You may have heard of Pilates as a core-conditioning class done on mats at your local fitness centre, but do you know that Joseph Pilates invented an entire system of training based on exercises on various pieces of equipment that he designed to work the entire body?
For Pilates fans, they know that it’s not a question of choosing work on the mat vs machine-based Pilates, as each piece of equipment such as the Cadillac, Tower and Chair – all have special purposes. In fact, they complement each other beautifully.
The Mat is the foundation of Pilates. Consisting of 34 exercises that first appeared in Joseph Pilates’ 1945 book “Return to Life through Contrology”, Pilates Matwork has endless variations but the bones of the original work – a focus on the center, mindful breathing, and spinal mobility – are apparent. Matwork can be a challenging discipline in its own right, and is the most accessible of Pilates’ exercises because all you need is a mat!
Under the guidance of a good teacher who should ensure proper technique, you can enjoy all of the benefits of Pilates Mat as it is adaptable to all fitness levels and life stages. You use only your own body weight as resistance.

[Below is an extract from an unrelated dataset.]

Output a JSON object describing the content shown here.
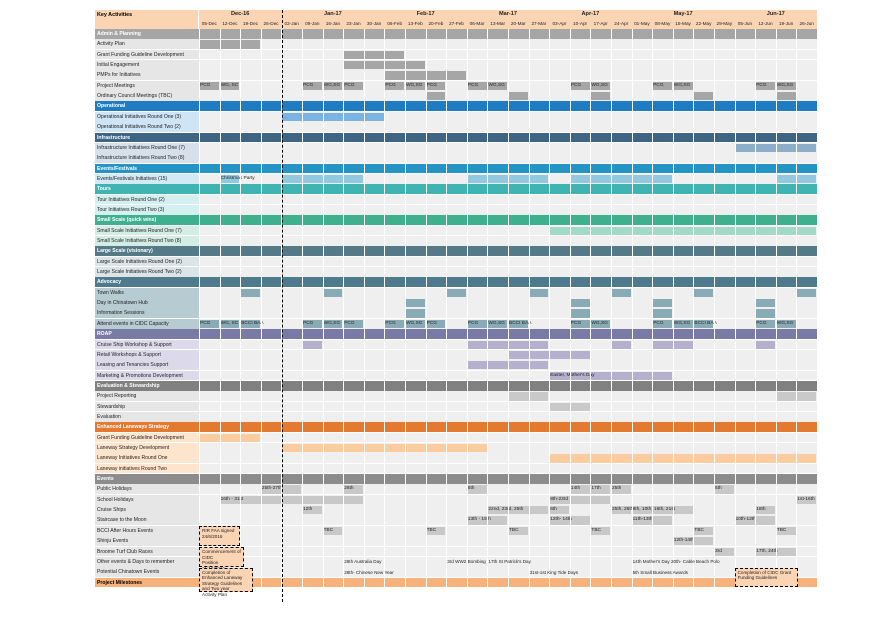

The Reformer is arguably the most well-known and most popular piece of Pilates equipment. It consists of a flatbed, called the “Carriage,” that sits on a wooden frame with springs and pulleys that control the resistance. That resistance makes the Reformer a very efficient form of exercise, as your muscles work against the resistance. A great advantage of the reformer is the ability to fine-tune the resistance according to your body’s strengths and weaknesses, as well as monitor your progression in a way that cannot be done working simply on the mat.
The Reformer works the muscles in a balanced way, concentrically and eccentrically, neither under- nor over-training any of them. The Reformer workout is suitable for most clients and provides a great, full-body workout.

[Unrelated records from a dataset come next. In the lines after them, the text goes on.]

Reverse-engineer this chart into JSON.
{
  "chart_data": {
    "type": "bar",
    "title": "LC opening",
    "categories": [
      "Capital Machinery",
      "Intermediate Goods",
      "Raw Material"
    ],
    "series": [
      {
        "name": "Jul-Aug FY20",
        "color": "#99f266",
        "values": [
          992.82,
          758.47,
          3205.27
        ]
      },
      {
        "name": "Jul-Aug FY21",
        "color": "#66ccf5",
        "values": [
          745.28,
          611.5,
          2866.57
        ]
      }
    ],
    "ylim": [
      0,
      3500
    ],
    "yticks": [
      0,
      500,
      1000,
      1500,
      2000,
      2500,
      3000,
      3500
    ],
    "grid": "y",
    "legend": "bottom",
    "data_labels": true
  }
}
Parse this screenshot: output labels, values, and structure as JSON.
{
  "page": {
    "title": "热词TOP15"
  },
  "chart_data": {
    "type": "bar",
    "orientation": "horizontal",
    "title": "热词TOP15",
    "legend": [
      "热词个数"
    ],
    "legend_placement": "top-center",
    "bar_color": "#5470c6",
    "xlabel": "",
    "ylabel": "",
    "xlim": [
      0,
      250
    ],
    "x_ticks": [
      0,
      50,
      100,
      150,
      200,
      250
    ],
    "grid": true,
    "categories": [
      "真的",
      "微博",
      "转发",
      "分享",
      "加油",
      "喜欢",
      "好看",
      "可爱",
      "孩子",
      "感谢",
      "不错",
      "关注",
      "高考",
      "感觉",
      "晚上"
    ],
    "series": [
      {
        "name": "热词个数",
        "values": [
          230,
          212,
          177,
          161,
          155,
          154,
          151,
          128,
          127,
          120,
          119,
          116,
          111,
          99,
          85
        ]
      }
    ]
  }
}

Named after the General Motors’s car that was a symbol of American prestige, Joseph Pilates’ original Cadillac closely resembled a hospital bed with a frame at each and above the mattress area. With the trapeze bars, springs and straps with hanging fuzzies, the Cadillac may look like an intimidating piece of Pilates equipment, but it can challenge the body in multiple planes of motion. Some studio’s choose only to have Tower Units, but I love the Cadillac as you can sit, stand, lie down, roll, hang upside down while focusing on alignment without stress on your joints. It is a total body strengthening workout.

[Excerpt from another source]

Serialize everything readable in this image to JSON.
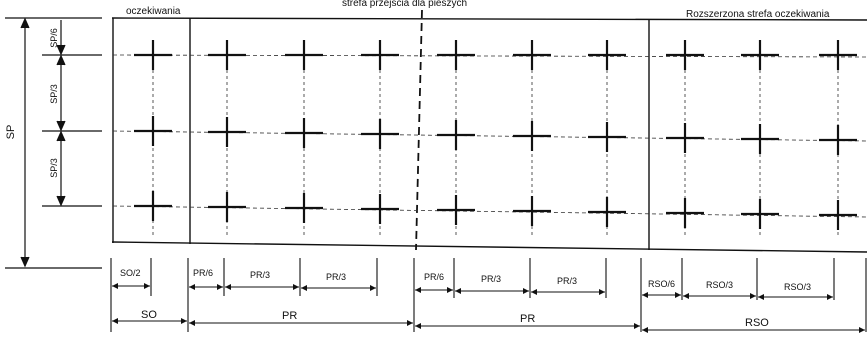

It’s called The Tower of Power – a vertical unit that uses a variety of attachments – bars and springs that provide the amazing neural feedback. As these springs hook in different locations, they allow the legs, arms and torso to work directly with the springs. Wherever you are weaker or not as agile will shake! You will see this and feel it.
Those that want to stretch and develop long lean muscles love the Tower.
The Stability Chair
Originally called the WundaChair, this piece of equipment has a platform with pedals attached by springs to either support body weight or create resistance. The Chair is all about strength as it involves lifting your own body weight and a lot of isometric contractions.
With a focus on lower body strength and power, upper body strength and core stability, it’s easy to see why many of our athletic clients enjoy a program that includes exercises on the Wunda Chair.
The Ladder Barrel
The Barrel is all about spreading out and having a supported base to open your spine, in all directions! The Barrel helps counteract the common forward head position caused by modern lifestyles and the wooden rungs provide versatility for different users.